L’arcivescovo Marchetto: “Dialogare non significa rinunciare alle proprie identitità e specificità”

 

“Migranti emergenza e fenomeno strutturale nello stesso tempo. Necessario il dialogo tra religioni”: lo dice in questa intervista che ci ha rilasciato Monsignor Agostino Marchetto, arcivescovo, Segretario Emerito del Pontificio Consiglio per la Pastorale di Migranti ed Itineranti.

Eccellenza Marchetto, la politica in Italia si divide e litiga sui migranti. Secondo lei è questo un fenomeno emergenziale o  strutturale?

“Entrambe le tesi hanno del vero. Possiamo pertanto dire che le migrazioni sono per un verso emergenza, per altro strutturale”.

Chiarisca, prego..

“Esiste una vera emergenza umanitaria che si realizza ogni volta che persone incolpevoli muoiono in mare sfuggendo a guerre, persecuzioni, situazioni di pericolo o degrado e difficoltà. E’ emegerza quando bisogna proteggere dalla tratta minori e donne. Da un altro punto di vista è corretto dire che si tratta di un evento strutturale in quanto le migrazioni, nella storia, ci sono sempre state, fanno parte del nostro mondo”.

Eppure, specie nella politica italiana, il tema migranti monopolizza l’ attenzione..

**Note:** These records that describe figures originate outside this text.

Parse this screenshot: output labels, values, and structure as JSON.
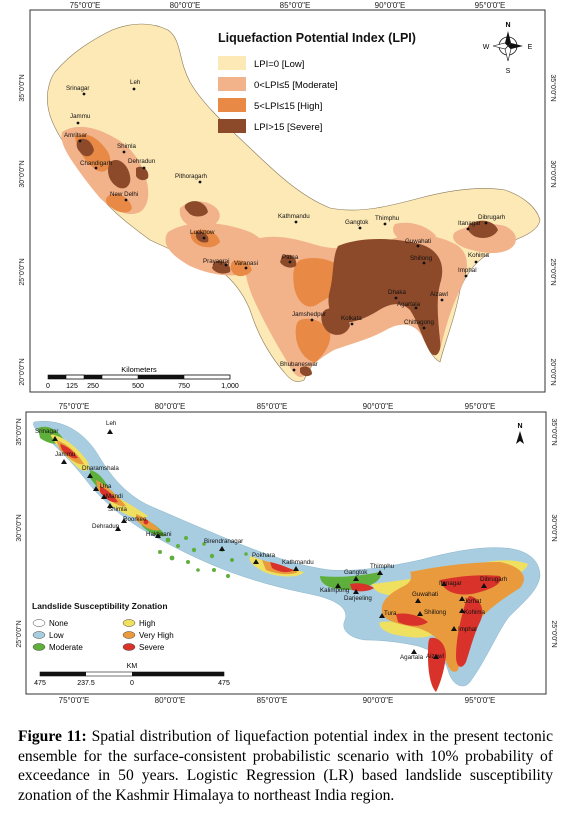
{
  "map1": {
    "title": "Liquefaction Potential Index (LPI)",
    "legend": [
      {
        "label": "LPI=0 [Low]",
        "color": "#fde9b6"
      },
      {
        "label": "0<LPI≤5 [Moderate]",
        "color": "#f2b38b"
      },
      {
        "label": "5<LPI≤15 [High]",
        "color": "#e88a45"
      },
      {
        "label": "LPI>15 [Severe]",
        "color": "#8c4a2a"
      }
    ],
    "lon_labels": [
      "75°0'0\"E",
      "80°0'0\"E",
      "85°0'0\"E",
      "90°0'0\"E",
      "95°0'0\"E"
    ],
    "lat_labels": [
      "35°0'0\"N",
      "30°0'0\"N",
      "25°0'0\"N",
      "20°0'0\"N"
    ],
    "cities": [
      "Srinagar",
      "Leh",
      "Jammu",
      "Amritsar",
      "Shimla",
      "Chandigarh",
      "Dehradun",
      "New Delhi",
      "Pithoragarh",
      "Lucknow",
      "Prayagraj",
      "Varanasi",
      "Kathmandu",
      "Patna",
      "Gangtok",
      "Thimphu",
      "Itanagar",
      "Dibrugarh",
      "Guwahati",
      "Shillong",
      "Kohima",
      "Imphal",
      "Dhaka",
      "Agartala",
      "Aizawl",
      "Jamshedpur",
      "Kolkata",
      "Chittagong",
      "Bhubaneswar"
    ],
    "scale_title": "Kilometers",
    "scale_ticks": [
      "0",
      "125",
      "250",
      "500",
      "750",
      "1,000"
    ],
    "compass": {
      "n": "N",
      "s": "S",
      "e": "E",
      "w": "W"
    }
  },
  "map2": {
    "legend_title": "Landslide Susceptibility Zonation",
    "legend": [
      {
        "label": "None",
        "color": "#ffffff"
      },
      {
        "label": "High",
        "color": "#f0e060"
      },
      {
        "label": "Low",
        "color": "#a8cde0"
      },
      {
        "label": "Very High",
        "color": "#e89a3c"
      },
      {
        "label": "Moderate",
        "color": "#5faf3c"
      },
      {
        "label": "Severe",
        "color": "#d8322a"
      }
    ],
    "lon_labels": [
      "75°0'0\"E",
      "80°0'0\"E",
      "85°0'0\"E",
      "90°0'0\"E",
      "95°0'0\"E"
    ],
    "lat_labels": [
      "35°0'0\"N",
      "30°0'0\"N",
      "25°0'0\"N"
    ],
    "cities": [
      "Srinagar",
      "Leh",
      "Jammu",
      "Dharamshala",
      "Una",
      "Mandi",
      "Shimla",
      "Roorkee",
      "Dehradun",
      "Haldwani",
      "Birendranagar",
      "Pokhara",
      "Kathmandu",
      "Gangtok",
      "Thimphu",
      "Kalimpong",
      "Darjeeling",
      "Itanagar",
      "Dibrugarh",
      "Guwahati",
      "Jorhat",
      "Tura",
      "Shillong",
      "Kohima",
      "Imphal",
      "Agartala",
      "Aizawl"
    ],
    "scale_title": "KM",
    "scale_ticks": [
      "475",
      "237.5",
      "0",
      "475"
    ],
    "north": "N"
  },
  "caption": {
    "label": "Figure 11:",
    "text": " Spatial distribution of liquefaction potential index in the present tectonic ensemble for the surface-consistent probabilistic scenario with 10% probability of exceedance in 50 years. Logistic Regression (LR) based landslide susceptibility zonation of the Kashmir Himalaya to northeast India region."
  }
}
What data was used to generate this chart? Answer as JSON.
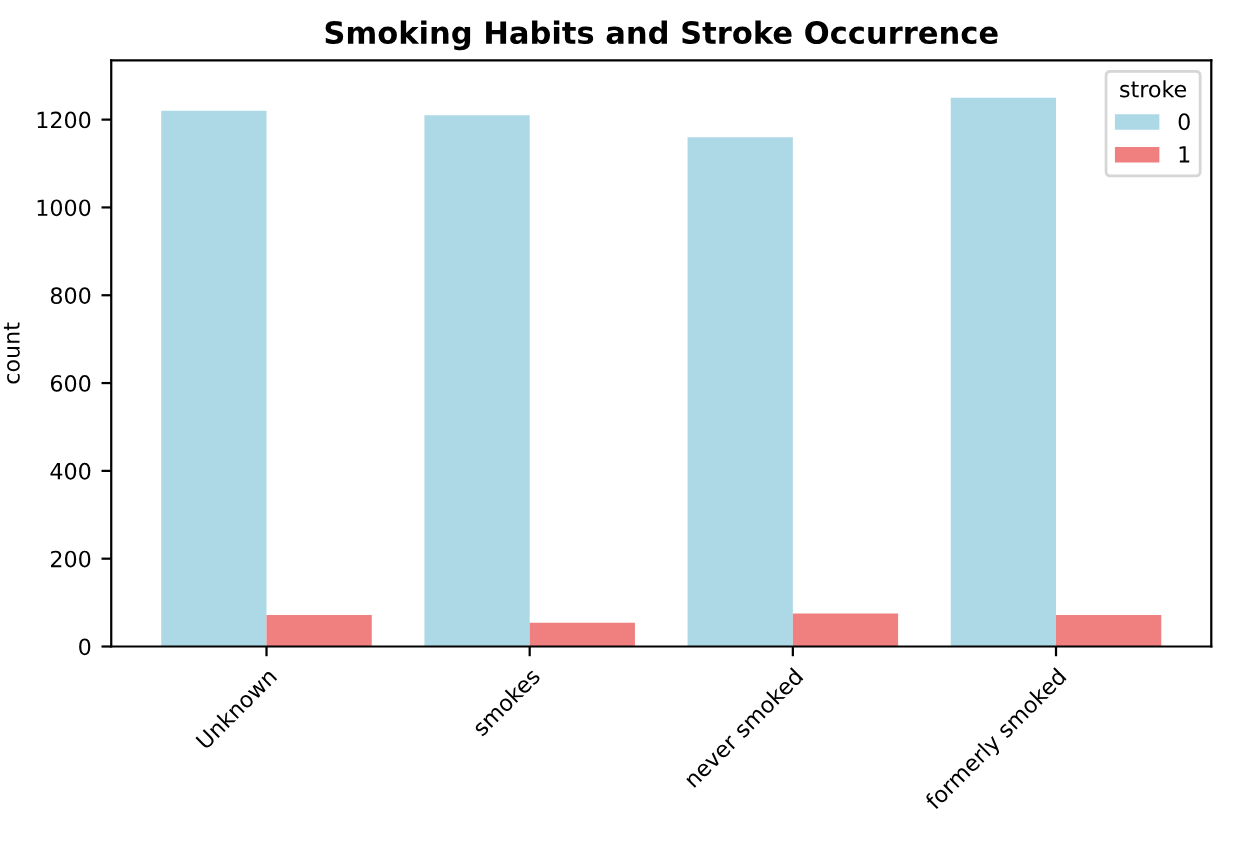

“Gli uomini e dunque anche i politici molto spesso, non sempre, guardano di più all’immediato e non hanno visione lunga delle cose. In buona sostanza non si comportano da statisti e badano maggiormente alla propria utilità elettorale. Trasformare circostanze tanto serie ed anche drammatiche come queste in occasione di tornaconto politico ed elettorale è uno sbaglio”.

Arcivescovo Marchetto ritiene che esista un nesso tra il fenomeno delle migrazioni e il dialogo tra le religioni?

“Il dialogo tra religioni diverse è importante e persino necessario. Tornando per un momento al tema dei migranti ricordo che chiunque si professi cristiano in modo coerente dovrebbe leggere il Vangelo e meditare che tra  i doveri del cristiano ci sta l’accoglienza del forestiero e la cura verso i poveri. In sintesi, torna qui il delicato tema della difesa della vita umana e della sua dignità in ogni fase e stato, pertanto anche durante la stessa. In quanto al dialogo, è irrinunciabile”.

Come deve essere tale dialogo secondo l’arcivescovo Marchetto?

“Onesto, prima di tutto. Innegabilmente è più facile tra le varie confessioni cristiane dove maggiori sono i punti di affinità, anche nelle logiche e naturali diversità”.

E con l’Islam?

“Anche con l’Islam è possibile dialogare, ovviamente con quell’Islam che segue la pace ed è rispettoso dei diritti umani. Dialogare non significa rinunciare alle proprie identitità e specificità”.

E’ possibile?

“Va cercato con e nel realismo. Gesù è stato ed è il più grande realista, concreto. Io lo sono, vedo con ottimismo le cose, ma riconosco che il  problema non è semplice”.